Un diagnostic du marché noir des idées dans votre organisation
Le diagnostic terrain mesure ce que vos dispositifs participatifs ne voient pas. Par des entretiens anonymisés, je cartographie les idées retenues, les circuits de traitement réels et les raisons précises pour lesquelles vos collaborateurs jugent l’investissement trop risqué. Vous repartez avec une feuille de route qui établit les garanties de paternité, les délais de réponse et le partage de valeur adaptés à votre organisation, ainsi qu’une mesure de référence pour suivre la réouverture du circuit officiel.
Conclusion : le silence de vos équipes est une note de gouvernance
Le silence de vos collaborateurs vous évalue. Comme une agence de notation, il rend un verdict sur votre gouvernance des idées : paternité non garantie, délais inconnus et valeur captée sans partage. Les dispositifs participatifs ne corrigent pas cette note, ils la publient.
Cette lecture change l’ordre des chantiers. Avant la plateforme d’idéation, le hackathon ou le séminaire de créativité, viennent les garanties : paternité tracée, réponse sous délai connu et partage de valeur annoncé avant la contribution. Une organisation qui tient ces trois engagements pendant un an verra son circuit officiel concurrencer sérieusement le marché noir. Une organisation qui les promet sans les tenir aura simplement ajouté une ligne à sa jurisprudence des idées.
La bonne nouvelle tient dans le diagnostic lui-même. Vos équipes produisent déjà les idées dont votre entreprise a besoin, puisqu’elles prennent la peine de les protéger. Le jour où vous saurez répondre à la question de savoir pourquoi les salariés ne partagent pas leurs idées, vous cesserez de chercher à stimuler la créativité et vous commencerez à mériter celle qui existe déjà.
Questions fréquentes sur le partage d’idées en entreprise
Qu’est-ce que le knowledge hiding en entreprise ?
Le knowledge hiding, ou dissimulation de connaissances, désigne le fait de cacher intentionnellement une connaissance qu’un collègue ou un manager a explicitement demandée. Le concept a été formalisé en 2012 par Catherine Connelly et ses collègues. La recherche montre qu’il inhibe la créativité collective, augmente les intentions de départ et déclenche des cercles de représailles entre collègues.
Qu’est-ce que le silence organisationnel ?
Le silence organisationnel désigne la rétention collective, par les salariés, d’informations, d’idées et de préoccupations utiles à leur organisation. Formalisé en 2000 par Elizabeth Morrison et Frances Milliken, il résulte d’un calcul : quand parler semble risqué ou inutile, se taire devient la réponse rationnelle. Une grande partie de ce que les salariés savent ne remonte ainsi jamais à la hiérarchie.
Pourquoi la boîte à idées ne fonctionne pas ?

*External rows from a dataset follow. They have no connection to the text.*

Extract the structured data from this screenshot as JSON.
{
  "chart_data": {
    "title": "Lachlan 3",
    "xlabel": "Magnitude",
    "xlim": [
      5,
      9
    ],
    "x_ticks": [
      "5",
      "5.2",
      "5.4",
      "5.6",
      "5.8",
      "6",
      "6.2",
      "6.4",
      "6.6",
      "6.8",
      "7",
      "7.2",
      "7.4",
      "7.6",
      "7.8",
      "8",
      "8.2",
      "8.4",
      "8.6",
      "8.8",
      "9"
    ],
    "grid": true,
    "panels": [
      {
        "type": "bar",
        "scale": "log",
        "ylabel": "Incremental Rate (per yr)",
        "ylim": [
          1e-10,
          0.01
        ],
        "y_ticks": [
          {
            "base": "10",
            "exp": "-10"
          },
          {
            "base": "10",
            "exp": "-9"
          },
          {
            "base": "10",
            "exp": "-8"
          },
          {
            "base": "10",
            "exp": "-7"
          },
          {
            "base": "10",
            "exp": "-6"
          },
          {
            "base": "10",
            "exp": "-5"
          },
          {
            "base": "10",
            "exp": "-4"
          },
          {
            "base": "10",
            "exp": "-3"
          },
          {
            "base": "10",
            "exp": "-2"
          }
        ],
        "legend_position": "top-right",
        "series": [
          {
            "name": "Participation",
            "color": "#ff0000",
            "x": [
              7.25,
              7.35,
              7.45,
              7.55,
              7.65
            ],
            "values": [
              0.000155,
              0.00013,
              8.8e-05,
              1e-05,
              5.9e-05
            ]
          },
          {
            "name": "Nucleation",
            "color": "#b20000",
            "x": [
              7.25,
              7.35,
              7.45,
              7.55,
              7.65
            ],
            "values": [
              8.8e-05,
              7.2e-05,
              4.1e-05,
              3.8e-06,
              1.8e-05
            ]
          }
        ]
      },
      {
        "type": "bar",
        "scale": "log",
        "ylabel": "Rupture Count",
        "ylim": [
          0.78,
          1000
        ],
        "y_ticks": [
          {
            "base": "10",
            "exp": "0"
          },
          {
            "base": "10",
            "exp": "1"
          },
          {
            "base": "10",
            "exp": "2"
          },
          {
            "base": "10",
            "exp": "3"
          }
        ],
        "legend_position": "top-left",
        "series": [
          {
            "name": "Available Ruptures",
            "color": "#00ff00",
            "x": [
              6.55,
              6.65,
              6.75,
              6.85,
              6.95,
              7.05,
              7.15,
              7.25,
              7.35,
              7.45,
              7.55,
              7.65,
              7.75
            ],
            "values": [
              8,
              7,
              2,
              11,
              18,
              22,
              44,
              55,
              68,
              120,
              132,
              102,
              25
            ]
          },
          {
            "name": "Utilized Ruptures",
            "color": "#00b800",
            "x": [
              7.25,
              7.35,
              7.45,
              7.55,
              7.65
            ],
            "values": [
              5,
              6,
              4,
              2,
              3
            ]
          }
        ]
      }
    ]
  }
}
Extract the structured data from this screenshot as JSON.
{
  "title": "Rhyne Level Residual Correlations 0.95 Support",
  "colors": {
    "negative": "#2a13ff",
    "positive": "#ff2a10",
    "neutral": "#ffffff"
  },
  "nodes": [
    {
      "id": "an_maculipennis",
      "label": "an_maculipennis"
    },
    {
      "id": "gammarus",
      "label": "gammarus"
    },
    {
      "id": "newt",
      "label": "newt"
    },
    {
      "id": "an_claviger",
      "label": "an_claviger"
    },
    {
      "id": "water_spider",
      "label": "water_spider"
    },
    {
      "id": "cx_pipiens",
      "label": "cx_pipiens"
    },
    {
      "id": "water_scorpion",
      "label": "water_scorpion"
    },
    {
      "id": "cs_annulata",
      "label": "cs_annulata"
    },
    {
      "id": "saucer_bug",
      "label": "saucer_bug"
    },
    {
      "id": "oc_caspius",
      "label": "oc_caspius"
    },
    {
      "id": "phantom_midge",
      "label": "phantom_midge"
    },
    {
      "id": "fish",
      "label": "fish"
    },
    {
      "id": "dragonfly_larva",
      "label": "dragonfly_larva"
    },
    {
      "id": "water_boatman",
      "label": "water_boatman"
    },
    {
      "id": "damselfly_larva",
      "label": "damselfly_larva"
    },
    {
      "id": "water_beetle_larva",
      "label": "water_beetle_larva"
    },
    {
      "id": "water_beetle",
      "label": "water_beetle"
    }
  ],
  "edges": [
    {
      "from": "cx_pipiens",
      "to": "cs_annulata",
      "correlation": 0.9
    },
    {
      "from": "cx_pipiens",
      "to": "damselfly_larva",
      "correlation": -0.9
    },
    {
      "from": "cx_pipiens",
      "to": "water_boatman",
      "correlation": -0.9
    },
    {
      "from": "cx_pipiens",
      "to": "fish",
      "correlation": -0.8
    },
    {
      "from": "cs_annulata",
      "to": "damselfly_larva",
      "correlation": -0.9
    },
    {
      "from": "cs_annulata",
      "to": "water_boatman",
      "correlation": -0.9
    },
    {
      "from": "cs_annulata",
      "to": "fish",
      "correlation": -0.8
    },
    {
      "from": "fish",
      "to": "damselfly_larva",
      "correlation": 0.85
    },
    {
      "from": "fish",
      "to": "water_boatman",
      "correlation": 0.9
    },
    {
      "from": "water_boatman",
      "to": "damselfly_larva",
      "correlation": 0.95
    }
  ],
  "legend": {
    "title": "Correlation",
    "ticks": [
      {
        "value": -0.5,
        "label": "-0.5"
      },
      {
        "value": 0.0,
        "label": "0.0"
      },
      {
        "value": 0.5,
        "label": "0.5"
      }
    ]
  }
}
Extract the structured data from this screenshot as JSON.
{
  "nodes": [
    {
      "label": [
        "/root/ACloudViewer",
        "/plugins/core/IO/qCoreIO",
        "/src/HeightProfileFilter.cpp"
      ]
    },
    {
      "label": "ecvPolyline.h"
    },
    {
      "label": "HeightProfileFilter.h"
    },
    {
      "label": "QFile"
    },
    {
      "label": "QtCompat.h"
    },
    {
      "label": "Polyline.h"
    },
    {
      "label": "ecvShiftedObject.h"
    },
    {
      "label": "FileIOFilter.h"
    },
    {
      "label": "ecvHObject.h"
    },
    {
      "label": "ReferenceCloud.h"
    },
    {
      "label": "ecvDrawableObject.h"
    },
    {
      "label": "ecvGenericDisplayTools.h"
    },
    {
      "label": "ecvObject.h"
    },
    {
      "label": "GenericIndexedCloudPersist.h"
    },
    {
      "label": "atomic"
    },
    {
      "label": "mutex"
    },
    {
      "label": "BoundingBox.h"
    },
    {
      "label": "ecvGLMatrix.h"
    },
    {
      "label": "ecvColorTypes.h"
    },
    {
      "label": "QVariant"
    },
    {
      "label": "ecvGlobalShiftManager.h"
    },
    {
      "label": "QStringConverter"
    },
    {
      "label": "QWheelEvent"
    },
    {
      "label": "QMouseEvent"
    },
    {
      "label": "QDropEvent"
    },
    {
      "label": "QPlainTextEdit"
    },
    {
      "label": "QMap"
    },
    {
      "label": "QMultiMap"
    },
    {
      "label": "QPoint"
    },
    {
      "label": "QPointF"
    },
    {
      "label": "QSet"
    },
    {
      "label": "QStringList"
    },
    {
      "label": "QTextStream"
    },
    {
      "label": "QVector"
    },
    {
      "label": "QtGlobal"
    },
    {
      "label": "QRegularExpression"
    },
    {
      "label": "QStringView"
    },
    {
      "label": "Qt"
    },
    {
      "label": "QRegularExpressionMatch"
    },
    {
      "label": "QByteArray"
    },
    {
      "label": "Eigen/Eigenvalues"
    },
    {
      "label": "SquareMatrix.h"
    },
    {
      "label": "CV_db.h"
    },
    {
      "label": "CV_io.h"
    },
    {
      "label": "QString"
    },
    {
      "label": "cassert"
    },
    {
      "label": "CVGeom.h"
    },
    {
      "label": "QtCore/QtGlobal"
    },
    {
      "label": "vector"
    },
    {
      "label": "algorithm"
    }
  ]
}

La boîte à idées propose un contrat déséquilibré : le salarié cède son idée sans garantie de paternité, sans délai de réponse et sans partage de la valeur créée. Chaque dépôt resté sans suite enseigne la futilité de l’exercice et installe une résignation apprise. Le dispositif rend alors l’extraction visible et renforce la rétention d’idées qu’il prétendait résoudre.
Comment encourager les salariés à partager leurs idées sans les déposséder ?
Trois garanties changent le calcul : une paternité tracée à chaque étape, une réponse argumentée sous délai connu et un partage explicite de la valeur défini avant la contribution. L’entreprise devient alors investissable pour ses propres collaborateurs. La rétribution peut combiner plusieurs registres, comme le financier, l’apprentissage, la visibilité et l’autonomie.